The Motion to Dismiss is was original scheduled to be heard in Judge Alsup’s court on December 1st, 2016, but was postponed until December 22nd, sometime between 8:00 AM and 11:00 AM ,at 450 Golden Gate in San Francisco. Judge Alsup’s courtroom is Courtroom 8 on the 19th floor.
Alsup is the judge who heard Berkeley’s lawsuit against the Postal Service two years ago contesting the sale of 2000 Allston Way. He ultimately ruled that the case was moot since the Postal Service had said that the building was no longer for sale – ironically a statement that is a significant part of Berkeley’s argument to have this case dismissed.
Cowan’s summary provides three arguments why the case should be dismissed:
- This case is unripe. When the Historic Overlay was adopted, the Postal Service had made a formal decision to sell the Property and had even entered into a purchase and sale contract. After the City challenged this decision under NEPA the Postal Service moved to dismiss the City’s case on the ground that it was moot because its sale of the Property had fallen through, and this motion was granted.In other words, the predicate to this action’s ripeness is a decision to sell the Property, which would require the Postal Service to defend the legality of that decision against the challenge the Postal Service previously claimed was unripe.
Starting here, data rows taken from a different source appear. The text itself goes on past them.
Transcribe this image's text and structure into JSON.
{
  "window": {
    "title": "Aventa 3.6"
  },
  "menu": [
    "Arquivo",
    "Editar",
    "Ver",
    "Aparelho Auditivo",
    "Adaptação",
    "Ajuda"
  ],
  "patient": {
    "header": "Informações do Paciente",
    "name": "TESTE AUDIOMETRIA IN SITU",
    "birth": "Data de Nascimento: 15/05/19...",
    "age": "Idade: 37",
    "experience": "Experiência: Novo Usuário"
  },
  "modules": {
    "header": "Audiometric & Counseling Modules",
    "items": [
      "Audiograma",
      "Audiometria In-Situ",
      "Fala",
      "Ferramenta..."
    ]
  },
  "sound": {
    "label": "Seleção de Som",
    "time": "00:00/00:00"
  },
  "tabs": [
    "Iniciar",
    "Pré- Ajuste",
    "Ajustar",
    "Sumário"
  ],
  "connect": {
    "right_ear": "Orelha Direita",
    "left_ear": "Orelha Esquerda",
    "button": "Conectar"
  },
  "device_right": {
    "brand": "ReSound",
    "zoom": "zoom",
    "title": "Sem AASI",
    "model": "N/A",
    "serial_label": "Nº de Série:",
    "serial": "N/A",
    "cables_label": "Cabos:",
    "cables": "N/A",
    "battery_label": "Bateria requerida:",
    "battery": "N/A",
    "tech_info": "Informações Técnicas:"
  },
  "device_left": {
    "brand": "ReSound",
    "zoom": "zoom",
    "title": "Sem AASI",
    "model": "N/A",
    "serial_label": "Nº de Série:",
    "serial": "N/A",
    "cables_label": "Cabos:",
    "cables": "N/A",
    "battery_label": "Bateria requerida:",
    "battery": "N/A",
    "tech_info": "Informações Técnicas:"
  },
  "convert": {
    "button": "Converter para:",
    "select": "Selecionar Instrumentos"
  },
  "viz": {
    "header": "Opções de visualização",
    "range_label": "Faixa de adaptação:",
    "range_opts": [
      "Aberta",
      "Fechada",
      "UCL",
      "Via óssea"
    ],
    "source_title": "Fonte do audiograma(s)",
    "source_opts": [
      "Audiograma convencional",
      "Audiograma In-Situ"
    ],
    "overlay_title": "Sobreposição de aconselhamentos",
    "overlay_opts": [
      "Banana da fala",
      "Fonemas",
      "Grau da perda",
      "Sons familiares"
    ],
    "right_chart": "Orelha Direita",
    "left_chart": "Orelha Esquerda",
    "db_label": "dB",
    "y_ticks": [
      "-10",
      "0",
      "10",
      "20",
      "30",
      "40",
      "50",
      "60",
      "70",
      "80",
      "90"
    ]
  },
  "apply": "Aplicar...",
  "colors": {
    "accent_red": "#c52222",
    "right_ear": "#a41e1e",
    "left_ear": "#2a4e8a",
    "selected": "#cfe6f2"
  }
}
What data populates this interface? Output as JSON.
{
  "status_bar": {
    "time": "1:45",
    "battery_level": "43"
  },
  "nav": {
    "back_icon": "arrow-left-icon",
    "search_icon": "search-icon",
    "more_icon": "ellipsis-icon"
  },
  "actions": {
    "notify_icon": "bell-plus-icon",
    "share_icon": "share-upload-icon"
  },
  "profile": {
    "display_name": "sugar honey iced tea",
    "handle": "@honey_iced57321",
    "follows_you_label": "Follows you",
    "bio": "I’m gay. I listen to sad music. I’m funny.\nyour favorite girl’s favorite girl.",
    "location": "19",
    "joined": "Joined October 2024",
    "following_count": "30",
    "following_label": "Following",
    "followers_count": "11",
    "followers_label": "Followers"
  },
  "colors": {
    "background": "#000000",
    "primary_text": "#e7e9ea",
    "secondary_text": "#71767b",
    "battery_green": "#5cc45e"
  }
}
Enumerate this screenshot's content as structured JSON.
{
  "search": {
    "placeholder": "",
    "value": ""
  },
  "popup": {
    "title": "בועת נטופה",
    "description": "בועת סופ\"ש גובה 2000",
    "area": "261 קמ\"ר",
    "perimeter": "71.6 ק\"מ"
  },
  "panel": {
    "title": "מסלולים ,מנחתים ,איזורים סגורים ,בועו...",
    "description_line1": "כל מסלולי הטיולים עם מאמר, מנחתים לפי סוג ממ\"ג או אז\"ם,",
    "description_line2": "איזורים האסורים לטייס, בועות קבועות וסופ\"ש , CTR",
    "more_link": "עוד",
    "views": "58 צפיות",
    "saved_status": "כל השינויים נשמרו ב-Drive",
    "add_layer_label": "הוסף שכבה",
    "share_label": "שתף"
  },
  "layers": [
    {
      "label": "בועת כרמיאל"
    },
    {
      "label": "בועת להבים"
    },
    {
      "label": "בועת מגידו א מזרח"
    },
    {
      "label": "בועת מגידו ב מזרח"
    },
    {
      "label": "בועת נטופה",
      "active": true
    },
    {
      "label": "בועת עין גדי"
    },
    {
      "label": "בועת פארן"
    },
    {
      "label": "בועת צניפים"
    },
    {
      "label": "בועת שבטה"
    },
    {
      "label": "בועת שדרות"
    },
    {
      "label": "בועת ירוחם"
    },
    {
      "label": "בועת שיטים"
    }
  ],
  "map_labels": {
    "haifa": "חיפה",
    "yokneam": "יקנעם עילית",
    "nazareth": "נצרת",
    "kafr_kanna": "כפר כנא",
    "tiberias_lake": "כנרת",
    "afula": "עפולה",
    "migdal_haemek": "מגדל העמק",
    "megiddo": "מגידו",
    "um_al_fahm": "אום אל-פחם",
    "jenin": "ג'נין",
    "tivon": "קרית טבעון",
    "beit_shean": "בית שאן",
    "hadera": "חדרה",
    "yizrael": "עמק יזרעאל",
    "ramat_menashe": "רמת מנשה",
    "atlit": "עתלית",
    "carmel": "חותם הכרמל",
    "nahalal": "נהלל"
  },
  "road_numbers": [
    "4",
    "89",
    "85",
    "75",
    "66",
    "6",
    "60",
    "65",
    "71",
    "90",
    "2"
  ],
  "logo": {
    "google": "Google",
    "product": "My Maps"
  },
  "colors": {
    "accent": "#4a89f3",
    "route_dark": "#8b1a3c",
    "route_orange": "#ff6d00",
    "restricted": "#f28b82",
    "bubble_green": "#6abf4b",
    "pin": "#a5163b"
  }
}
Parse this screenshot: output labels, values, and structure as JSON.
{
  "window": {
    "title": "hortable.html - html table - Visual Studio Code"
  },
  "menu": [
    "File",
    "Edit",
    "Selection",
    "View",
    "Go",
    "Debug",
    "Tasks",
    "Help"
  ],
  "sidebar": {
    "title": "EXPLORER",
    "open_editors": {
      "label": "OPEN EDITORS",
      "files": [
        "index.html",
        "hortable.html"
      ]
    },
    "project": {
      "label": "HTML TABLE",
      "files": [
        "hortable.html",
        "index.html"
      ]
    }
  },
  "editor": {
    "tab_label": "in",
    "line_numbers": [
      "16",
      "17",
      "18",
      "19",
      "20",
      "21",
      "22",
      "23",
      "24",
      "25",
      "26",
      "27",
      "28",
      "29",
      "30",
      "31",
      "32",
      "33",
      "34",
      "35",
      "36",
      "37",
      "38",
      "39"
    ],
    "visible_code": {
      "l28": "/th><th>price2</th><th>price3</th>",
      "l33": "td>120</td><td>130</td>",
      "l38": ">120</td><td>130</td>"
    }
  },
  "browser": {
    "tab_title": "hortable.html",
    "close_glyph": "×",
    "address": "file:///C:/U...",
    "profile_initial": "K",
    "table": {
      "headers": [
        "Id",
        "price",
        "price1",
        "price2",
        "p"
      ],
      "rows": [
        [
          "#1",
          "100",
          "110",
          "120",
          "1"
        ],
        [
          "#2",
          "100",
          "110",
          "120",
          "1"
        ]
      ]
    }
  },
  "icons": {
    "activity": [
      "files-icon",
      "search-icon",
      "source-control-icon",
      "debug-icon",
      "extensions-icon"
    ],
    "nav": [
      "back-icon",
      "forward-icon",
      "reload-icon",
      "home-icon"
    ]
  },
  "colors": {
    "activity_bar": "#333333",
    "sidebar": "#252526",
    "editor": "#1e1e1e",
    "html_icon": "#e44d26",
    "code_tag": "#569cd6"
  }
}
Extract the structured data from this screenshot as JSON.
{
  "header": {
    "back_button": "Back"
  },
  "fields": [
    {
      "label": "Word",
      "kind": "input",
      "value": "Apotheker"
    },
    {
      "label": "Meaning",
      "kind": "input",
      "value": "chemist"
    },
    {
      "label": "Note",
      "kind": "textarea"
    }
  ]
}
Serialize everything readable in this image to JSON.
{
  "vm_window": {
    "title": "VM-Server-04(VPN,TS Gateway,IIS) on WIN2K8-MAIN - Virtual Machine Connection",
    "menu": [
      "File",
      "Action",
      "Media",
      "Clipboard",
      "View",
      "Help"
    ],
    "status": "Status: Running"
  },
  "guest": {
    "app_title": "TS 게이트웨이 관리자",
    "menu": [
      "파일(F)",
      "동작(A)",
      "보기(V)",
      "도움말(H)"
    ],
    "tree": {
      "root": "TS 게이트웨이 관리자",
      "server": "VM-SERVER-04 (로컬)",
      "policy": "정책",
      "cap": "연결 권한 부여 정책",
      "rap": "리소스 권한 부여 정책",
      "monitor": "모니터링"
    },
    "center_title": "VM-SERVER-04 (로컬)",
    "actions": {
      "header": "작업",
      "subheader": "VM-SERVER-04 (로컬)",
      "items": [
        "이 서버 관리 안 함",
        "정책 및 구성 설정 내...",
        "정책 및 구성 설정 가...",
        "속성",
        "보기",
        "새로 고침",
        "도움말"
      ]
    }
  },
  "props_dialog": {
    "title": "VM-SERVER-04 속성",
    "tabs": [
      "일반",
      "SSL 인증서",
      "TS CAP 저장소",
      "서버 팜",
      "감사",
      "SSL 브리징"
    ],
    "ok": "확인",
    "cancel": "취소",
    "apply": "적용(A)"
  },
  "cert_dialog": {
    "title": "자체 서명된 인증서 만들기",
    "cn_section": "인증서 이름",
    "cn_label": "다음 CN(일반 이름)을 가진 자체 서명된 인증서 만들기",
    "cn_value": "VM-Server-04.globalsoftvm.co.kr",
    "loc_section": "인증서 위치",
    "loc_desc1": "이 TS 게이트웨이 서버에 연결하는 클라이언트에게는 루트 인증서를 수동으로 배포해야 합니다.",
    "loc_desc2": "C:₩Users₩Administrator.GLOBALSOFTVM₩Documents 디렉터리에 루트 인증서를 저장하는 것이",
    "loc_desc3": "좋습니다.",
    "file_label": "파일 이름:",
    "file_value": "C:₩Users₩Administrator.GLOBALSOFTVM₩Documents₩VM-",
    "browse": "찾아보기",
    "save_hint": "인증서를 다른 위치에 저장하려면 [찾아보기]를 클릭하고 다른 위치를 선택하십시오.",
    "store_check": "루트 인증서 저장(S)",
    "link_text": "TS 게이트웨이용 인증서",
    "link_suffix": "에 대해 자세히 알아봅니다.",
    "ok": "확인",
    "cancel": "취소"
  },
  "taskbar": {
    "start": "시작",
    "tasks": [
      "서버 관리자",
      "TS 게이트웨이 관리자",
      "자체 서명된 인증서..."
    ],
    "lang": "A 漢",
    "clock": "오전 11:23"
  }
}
But if that case is moot, then this one is unripe. If not, and the Postal Service has now made a decision to sell the Property, it needs to let the Court and the parties know, so that the City can finally test the validity of that decision.
- The applicable limitations period under California law for challenging the adoption of an amendment to a zoning ordinance is 90 days. (Cal. Gov. Code § 65009(c)(1)(B).) There is no dispute that this period has long since passed.
- The Postal Service has failed to state a claim for relief because the Historic Overlay has no impact on its operation of the Property. The City does not question that the Postal Service itself is not subject to local regulation, and that is not the Postal Service’s complaint in any event. Rather, the Postal Service complains that the Historic Overlay would affect hypothetical future non-governmental owners. That does not arise to the level of an interference with its constitutional or statutory authority or powers and is not invalid under the Supremacy Clause nor preempted by any law.